Have you ever wondered what you are made of? When you hear tales of people going through challenges, do you question their choices and imagine what you would do in the same situation?

Unfortunately, I know what I’m made of and even though the stuff I’m made of is courage and moxie, I still wish I’d never had to prove it.

You see, when I was in my 20′s I was mugged at gunpoint. I won’t go into the details because they are not pretty and they put the emphasis on my attacker and he does not deserve the attention, but I do want to share the very last part of the encounter.

After he had taken my belongings and gone through every pocket on my clothing, I thought it was over. But it wasn’t. He looked at me and said, “Now walk up the hill.” It’s one thing to take my stuff, but now he wanted to take my person!
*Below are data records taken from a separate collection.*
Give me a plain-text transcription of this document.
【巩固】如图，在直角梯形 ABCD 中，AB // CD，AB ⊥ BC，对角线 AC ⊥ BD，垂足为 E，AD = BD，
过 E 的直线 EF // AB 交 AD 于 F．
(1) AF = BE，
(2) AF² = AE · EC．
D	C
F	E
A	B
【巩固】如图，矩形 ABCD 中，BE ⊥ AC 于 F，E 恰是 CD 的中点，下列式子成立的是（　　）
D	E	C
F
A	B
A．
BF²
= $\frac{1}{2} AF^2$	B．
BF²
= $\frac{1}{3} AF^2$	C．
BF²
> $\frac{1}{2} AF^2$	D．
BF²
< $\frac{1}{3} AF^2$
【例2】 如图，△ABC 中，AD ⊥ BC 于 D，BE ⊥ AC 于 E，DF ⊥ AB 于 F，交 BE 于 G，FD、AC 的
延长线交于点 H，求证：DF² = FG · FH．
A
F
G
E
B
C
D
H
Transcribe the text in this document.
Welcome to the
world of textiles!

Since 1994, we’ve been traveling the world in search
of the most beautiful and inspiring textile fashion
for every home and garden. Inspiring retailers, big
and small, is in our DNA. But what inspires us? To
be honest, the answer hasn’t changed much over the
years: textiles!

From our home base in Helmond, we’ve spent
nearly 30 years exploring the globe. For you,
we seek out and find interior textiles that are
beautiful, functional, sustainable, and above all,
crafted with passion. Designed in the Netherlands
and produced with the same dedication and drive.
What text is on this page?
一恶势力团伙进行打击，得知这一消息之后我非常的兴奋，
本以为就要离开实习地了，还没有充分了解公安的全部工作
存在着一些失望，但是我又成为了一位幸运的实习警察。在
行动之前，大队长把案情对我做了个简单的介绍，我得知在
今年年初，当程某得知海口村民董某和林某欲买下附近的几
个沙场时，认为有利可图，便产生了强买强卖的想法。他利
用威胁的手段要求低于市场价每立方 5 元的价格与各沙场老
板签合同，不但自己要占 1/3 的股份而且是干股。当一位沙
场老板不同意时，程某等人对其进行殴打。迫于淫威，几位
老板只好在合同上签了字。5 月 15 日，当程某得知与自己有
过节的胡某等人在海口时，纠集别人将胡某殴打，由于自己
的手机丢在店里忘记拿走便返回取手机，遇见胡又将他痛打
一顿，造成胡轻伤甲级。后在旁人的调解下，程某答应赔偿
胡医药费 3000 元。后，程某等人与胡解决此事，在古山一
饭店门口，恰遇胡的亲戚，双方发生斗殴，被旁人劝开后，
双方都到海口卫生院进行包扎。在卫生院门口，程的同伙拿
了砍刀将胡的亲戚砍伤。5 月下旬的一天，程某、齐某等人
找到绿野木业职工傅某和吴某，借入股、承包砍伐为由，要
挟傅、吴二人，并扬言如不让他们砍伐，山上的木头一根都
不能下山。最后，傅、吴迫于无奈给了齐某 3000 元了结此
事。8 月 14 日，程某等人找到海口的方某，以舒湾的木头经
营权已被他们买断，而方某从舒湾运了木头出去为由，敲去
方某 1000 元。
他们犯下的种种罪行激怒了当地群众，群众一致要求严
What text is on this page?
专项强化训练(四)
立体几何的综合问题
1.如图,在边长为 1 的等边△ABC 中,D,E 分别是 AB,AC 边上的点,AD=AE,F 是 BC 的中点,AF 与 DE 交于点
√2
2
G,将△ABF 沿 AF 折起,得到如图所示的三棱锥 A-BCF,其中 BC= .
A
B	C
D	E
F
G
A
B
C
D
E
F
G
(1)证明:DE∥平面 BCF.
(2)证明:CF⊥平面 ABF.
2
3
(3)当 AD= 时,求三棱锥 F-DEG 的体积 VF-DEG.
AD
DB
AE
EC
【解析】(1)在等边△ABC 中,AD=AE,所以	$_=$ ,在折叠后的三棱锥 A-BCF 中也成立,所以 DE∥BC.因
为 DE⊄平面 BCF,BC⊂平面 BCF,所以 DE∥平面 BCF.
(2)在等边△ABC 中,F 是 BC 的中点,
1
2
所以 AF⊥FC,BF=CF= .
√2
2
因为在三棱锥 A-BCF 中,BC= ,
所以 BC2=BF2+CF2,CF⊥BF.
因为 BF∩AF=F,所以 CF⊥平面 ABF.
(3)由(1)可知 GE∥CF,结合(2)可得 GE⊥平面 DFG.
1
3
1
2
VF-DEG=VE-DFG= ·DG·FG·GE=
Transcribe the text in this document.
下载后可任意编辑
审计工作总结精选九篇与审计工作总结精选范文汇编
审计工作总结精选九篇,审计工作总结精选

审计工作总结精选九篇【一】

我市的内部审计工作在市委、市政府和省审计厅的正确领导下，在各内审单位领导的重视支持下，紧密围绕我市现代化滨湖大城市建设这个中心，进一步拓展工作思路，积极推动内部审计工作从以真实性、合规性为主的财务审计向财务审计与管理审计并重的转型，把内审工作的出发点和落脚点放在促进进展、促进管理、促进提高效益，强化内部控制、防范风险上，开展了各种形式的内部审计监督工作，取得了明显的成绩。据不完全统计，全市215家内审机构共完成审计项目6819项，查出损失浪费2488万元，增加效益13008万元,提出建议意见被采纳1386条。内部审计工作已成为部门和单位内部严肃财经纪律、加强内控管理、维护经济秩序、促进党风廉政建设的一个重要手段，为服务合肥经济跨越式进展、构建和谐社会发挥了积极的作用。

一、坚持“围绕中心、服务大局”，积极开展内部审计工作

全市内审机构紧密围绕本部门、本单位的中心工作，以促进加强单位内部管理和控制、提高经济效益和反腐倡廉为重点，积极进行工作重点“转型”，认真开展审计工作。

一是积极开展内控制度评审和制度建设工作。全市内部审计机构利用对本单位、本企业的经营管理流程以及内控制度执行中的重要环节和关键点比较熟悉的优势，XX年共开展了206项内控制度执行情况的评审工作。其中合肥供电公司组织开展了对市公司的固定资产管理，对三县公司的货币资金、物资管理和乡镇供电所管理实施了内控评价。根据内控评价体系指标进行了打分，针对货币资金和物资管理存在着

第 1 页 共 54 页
I stood there looking at the ground and he lifted his gun and said, “I said walk up the hill!” I don’t know how to explain how I knew this, but I knew that if I went with him I was not going to make it out alive. I remember thinking, if the only choice I have left in life is where and when I die – then I choose here. I raised my head and looked him in the eyes and said quietly, but firmly, “I am not going with you.” Then I turned and walked into the street. I kept waiting for the gun to go off, to feel heat in my back. When I was in the middle of the street, I looked back and he was running up the hill.

This entire encounter took less than 5 minutes, but in those 5 minutes I learned more about myself than I ever knew. I learned that I am strong, that I have choices in any situation, that I am courageous, and that I have moxie to spare.